The town is working to improve dispatch operations. The DPW received 50 complaints during the storm, and 10 complaints after. Montuori said the storm was the worst since 2015, and the town had lots of new contractors and smaller equipment, resulting in some streets being missed or delayed.

Members thanked Mon­tuori and the DPW for their hard work through the storm. Montuori en­couraged residents with non-emergencies to email the DPW through the town website in future storms, but emphasized that they should contact the DPW during emergencies.

Montuori reported that coronavirus vaccinations are moving in a good di­rection. The town recently moved from the red zone of positive cases to the yellow zone, and the governor returned capacity limits to 40 percent.

The town is developing a plan to have a vaccination clinic at the senior center and will be receiving 40 initial doses, followed by 100 doses per week. Residents can use the state’s website to register for appointments or call into the state’s hotline at 211 Monday through Friday, 8:30 a.m. to 5 p.m.

Only eligible residents may receive vaccinations at the senior center. Mon­tuori added that Lowell General Hospital will be opening a vaccination center for Tewksbury residents, who may start registering at lowellgeneral.org/covidvaccine.

In committee reports, Stronach shared that the Public Events Committee is working to see what events might be possible to hold in the coming months.

Wellman shared that the Small Business Asso­ciation is extending the deadline for economic in­jury loans; she recently held virtual office hours and had several attendees. Wellman added that the Beautification Com­mittee is working to de­velop design guidelines for South Tewksbury and is considering discontinuing the Adopt-an-Island program.

Kelly said that the North Street and Trahan Reuse Committee is meeting with town committees and talking to residents to discuss what might happen with the old elementary school lots.

Members noted that residents had raised concerns over Verizon Inter­net charges increasing.

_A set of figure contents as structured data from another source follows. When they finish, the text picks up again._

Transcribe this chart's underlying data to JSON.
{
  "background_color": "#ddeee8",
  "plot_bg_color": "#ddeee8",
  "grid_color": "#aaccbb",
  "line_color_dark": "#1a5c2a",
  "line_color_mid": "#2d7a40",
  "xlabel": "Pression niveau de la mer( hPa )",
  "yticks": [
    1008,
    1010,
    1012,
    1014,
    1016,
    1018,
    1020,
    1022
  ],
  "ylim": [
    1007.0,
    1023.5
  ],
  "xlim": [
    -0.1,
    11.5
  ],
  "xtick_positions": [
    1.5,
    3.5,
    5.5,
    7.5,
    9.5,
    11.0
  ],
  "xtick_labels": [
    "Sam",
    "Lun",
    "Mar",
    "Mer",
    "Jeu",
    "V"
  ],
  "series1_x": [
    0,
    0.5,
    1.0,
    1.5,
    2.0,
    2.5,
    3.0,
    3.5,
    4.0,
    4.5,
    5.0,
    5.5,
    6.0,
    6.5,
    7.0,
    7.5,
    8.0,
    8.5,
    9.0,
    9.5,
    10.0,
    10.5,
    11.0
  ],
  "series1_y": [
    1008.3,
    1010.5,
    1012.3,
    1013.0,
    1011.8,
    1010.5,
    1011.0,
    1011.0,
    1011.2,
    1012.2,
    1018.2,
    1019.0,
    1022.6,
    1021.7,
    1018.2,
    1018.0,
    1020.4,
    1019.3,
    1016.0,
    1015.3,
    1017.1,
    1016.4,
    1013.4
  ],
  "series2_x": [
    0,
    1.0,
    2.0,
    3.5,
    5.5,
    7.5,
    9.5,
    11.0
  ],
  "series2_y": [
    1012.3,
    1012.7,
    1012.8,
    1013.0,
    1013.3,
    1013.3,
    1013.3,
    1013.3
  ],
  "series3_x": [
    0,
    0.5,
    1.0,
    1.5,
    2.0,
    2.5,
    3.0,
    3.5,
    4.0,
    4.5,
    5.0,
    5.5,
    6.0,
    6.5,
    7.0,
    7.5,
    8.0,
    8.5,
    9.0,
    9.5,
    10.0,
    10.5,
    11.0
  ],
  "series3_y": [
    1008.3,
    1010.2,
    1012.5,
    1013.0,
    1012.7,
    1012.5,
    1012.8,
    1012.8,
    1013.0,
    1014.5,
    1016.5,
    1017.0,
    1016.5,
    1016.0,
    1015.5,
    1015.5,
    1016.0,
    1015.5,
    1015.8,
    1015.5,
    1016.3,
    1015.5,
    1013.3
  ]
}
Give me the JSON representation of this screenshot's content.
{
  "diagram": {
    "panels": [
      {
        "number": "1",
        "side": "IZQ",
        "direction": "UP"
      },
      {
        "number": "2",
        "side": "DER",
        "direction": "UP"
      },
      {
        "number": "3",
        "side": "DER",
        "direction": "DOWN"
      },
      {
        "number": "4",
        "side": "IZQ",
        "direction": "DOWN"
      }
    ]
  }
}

Montuori said that the town’s contact at Verizon said that the company is providing notice for a new plan, and residents may be charged extra for going over their data limit. Residents are en­couraged to watch their data usage and check their plans.

The next meeting is scheduled for Feb. 23, 2021. Residents wishing to comment may find the call-in number on their screen and on the meeting agenda on the town website. The meeting may be view­ed on Comcast channel 99 and Verizon channel 33.